I think all of us have mental lapses at times.  They aren't intended, but if we were just paying a little more attention to the activity at hand, they wouldn't happen either.

In the Gospels, the story is told of Jesus walking on the water in a storm on the Sea of Galilee.  The Apostle Peter saw Jesus and asked if he too could walk on the water.  Jesus told him to come and so he stepped out of the boat -- a very brave thing to do. 

Matthew tells us of Peter, "But when he saw the wind, he was afraid, and beginning to sink he cried out, 'Lord save me.'"  Of course, Jesus stretched out His hand and helped him into the boat.

The lesson is clear.  Every one of us is focusing on something, just some times it isn't the thing we really should be concentrating on.  Peter was paying far too much attention to the wind and the waves and not nearly enough to the Savior who walking to him across the water.  I'm not very much different.

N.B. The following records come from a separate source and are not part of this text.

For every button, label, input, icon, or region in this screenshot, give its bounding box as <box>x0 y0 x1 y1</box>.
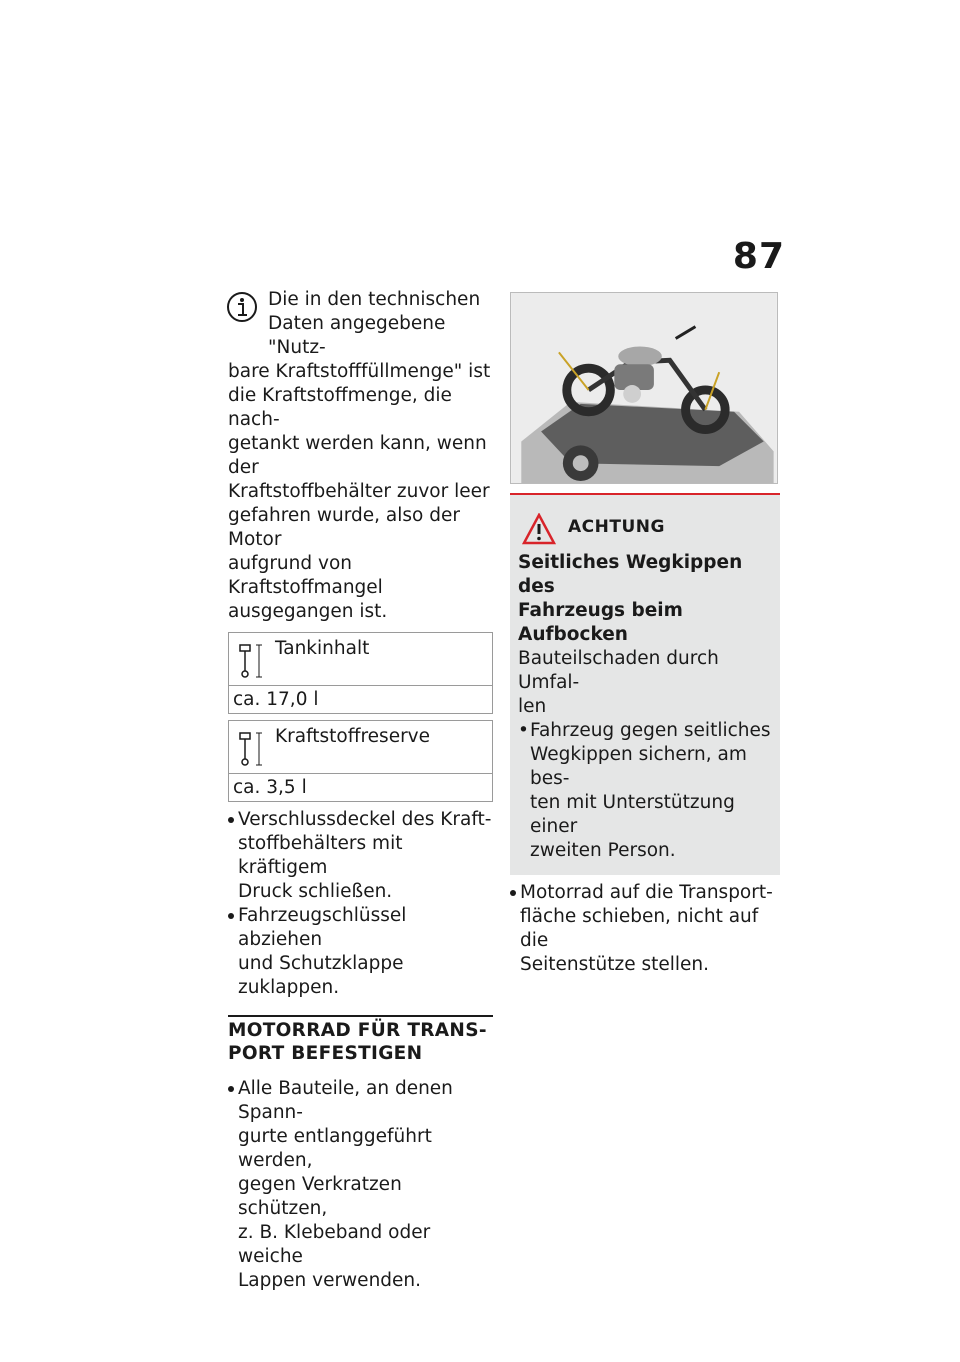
info-icon <box>225 290 259 324</box>
left-column <box>228 288 493 1293</box>
motorcycle-on-trailer-photo <box>510 292 778 484</box>
info-text-line: Kraftstoffbehälter zuvor leer <box>228 481 490 502</box>
info-text-line: gefahren wurde, also der Motor <box>228 505 460 550</box>
section-title: PORT BEFESTIGEN <box>228 1043 423 1064</box>
warning-subtitle: Seitliches Wegkippen des <box>518 552 743 597</box>
fuel-gauge-icon <box>237 729 265 769</box>
info-text-line: Daten angegebene "Nutz- <box>268 313 446 358</box>
warning-text: len <box>518 696 547 717</box>
list-item: Alle Bauteile, an denen Spann- gurte entlanggeführt werden, gegen Verkratzen schützen, z. B. Klebeband oder weiche Lappen verwenden. <box>228 1077 493 1293</box>
warning-box <box>510 493 780 875</box>
spec-tank-capacity <box>228 632 493 714</box>
list-item: Fahrzeugschlüssel abziehen und Schutzklappe zuklappen. <box>228 904 493 1000</box>
spec-label: Kraftstoffreserve <box>275 726 431 747</box>
fuel-gauge-icon <box>237 641 265 681</box>
info-note <box>228 288 493 624</box>
warning-triangle-icon <box>522 513 556 545</box>
info-text-line: die Kraftstoffmenge, die nach- <box>228 385 452 430</box>
warning-text: Bauteilschaden durch Umfal- <box>518 648 719 693</box>
bullet-list <box>228 1077 493 1293</box>
spec-value: ca. 3,5 l <box>233 777 307 798</box>
warning-list <box>518 719 772 863</box>
spec-fuel-reserve <box>228 720 493 802</box>
spec-label: Tankinhalt <box>275 638 370 659</box>
info-text-line: ausgegangen ist. <box>228 601 388 622</box>
list-item: Motorrad auf die Transport- fläche schieben, nicht auf die Seitenstütze stellen. <box>510 881 780 977</box>
spec-value: ca. 17,0 l <box>233 689 319 710</box>
section-title: MOTORRAD FÜR TRANS- <box>228 1020 487 1041</box>
page-number: 87 <box>732 236 785 277</box>
warning-subtitle: Fahrzeugs beim Aufbocken <box>518 600 683 645</box>
list-item: • Fahrzeug gegen seitliches Wegkippen sichern, am bes- ten mit Unterstützung einer zweiten Person. <box>518 719 772 863</box>
info-text-line: bare Kraftstofffüllmenge" ist <box>228 361 491 382</box>
info-text-line: Die in den technischen <box>268 289 481 310</box>
right-column <box>510 292 780 977</box>
bullet-list <box>510 881 780 977</box>
bullet-list <box>228 808 493 1000</box>
warning-title: ACHTUNG <box>568 517 665 537</box>
list-item: Verschlussdeckel des Kraft- stoffbehälters mit kräftigem Druck schließen. <box>228 808 493 904</box>
section-heading <box>228 1015 493 1065</box>
info-text-line: aufgrund von Kraftstoffmangel <box>228 553 383 598</box>
info-text-line: getankt werden kann, wenn der <box>228 433 487 478</box>
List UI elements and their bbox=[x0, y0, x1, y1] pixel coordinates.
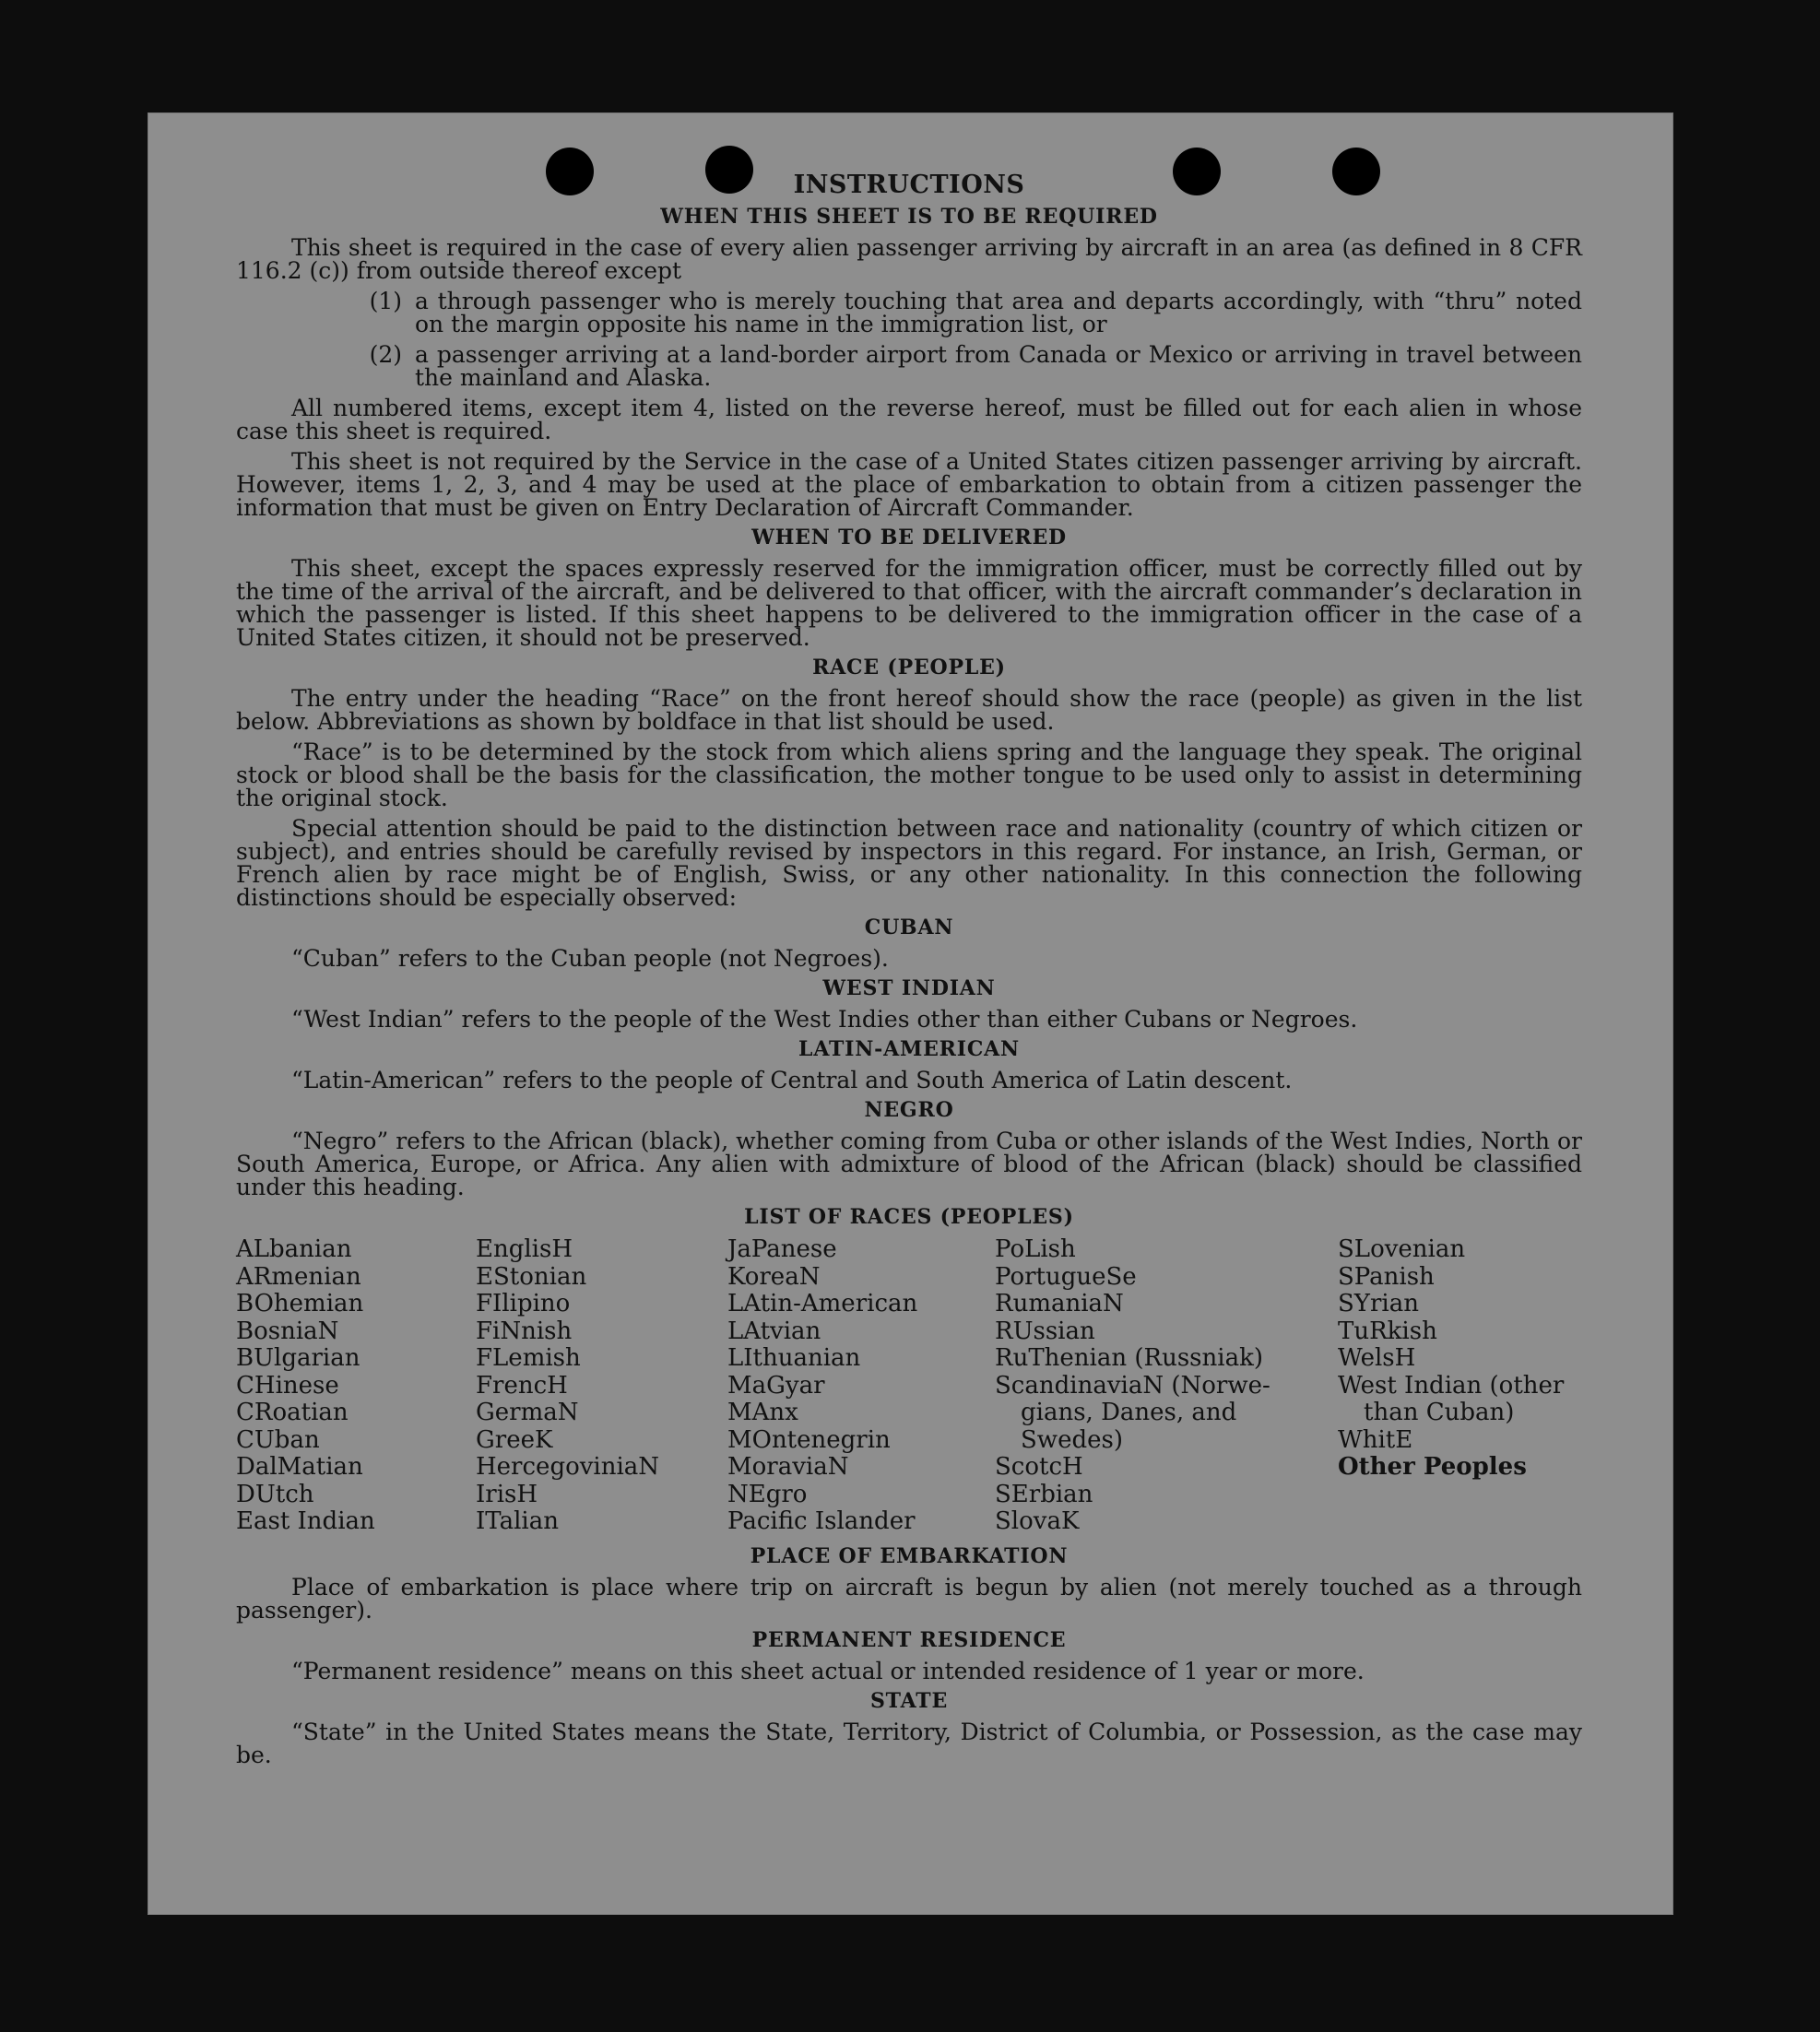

More than anything else, our focus needs to be on Jesus.  With our eyes on Him we can weather any storm -- even the clean up process of a whole cup of coffee all over a kitchen counter.

Friday, January 5, 2018

A New Year


Today is Christmas Day.  That means that in one week it will be New Year's Day.  It always seems to work that way, even in Leap Year.  I guess the beauty of calendars and math and all that.

I suppose the emphasis in the phrase "New Year's Day" is on the word "new."  A year is the way we mark how long it takes this earth to orbit all the way around the sun (that is if you belong to the Copernicus view of things) and a day is how long it takes the earth to spin all the way around on its axis (assuming, once again, that you don't subscribe to the whole flat earth thing).  Depending on one's age, we have seen a few or, many days and years go by.

It is the new part that speaks to us.  A blank sheet of paper is an opportunity.  It could be a letter, or an essay, or just some doodles, but it is fresh potential, just waiting to be written on.

A field of freshly fallen snow is a blank slate.  Later, animals will track across it and children will heap the snow up to make fortresses, snow angels, and snow men, but till then, it is only potential.

So it is with 2018. 

2018 is potential for both good and evil, blessing and cursing.  What will I do with it?  I don't know.

What I do know is that life is not lived by the year or even by the day.  Life is lived by the moment.

The only way to be satisfied at the end of 2018 is to be certain that everyone of its 365 days worth of moments is lived for God.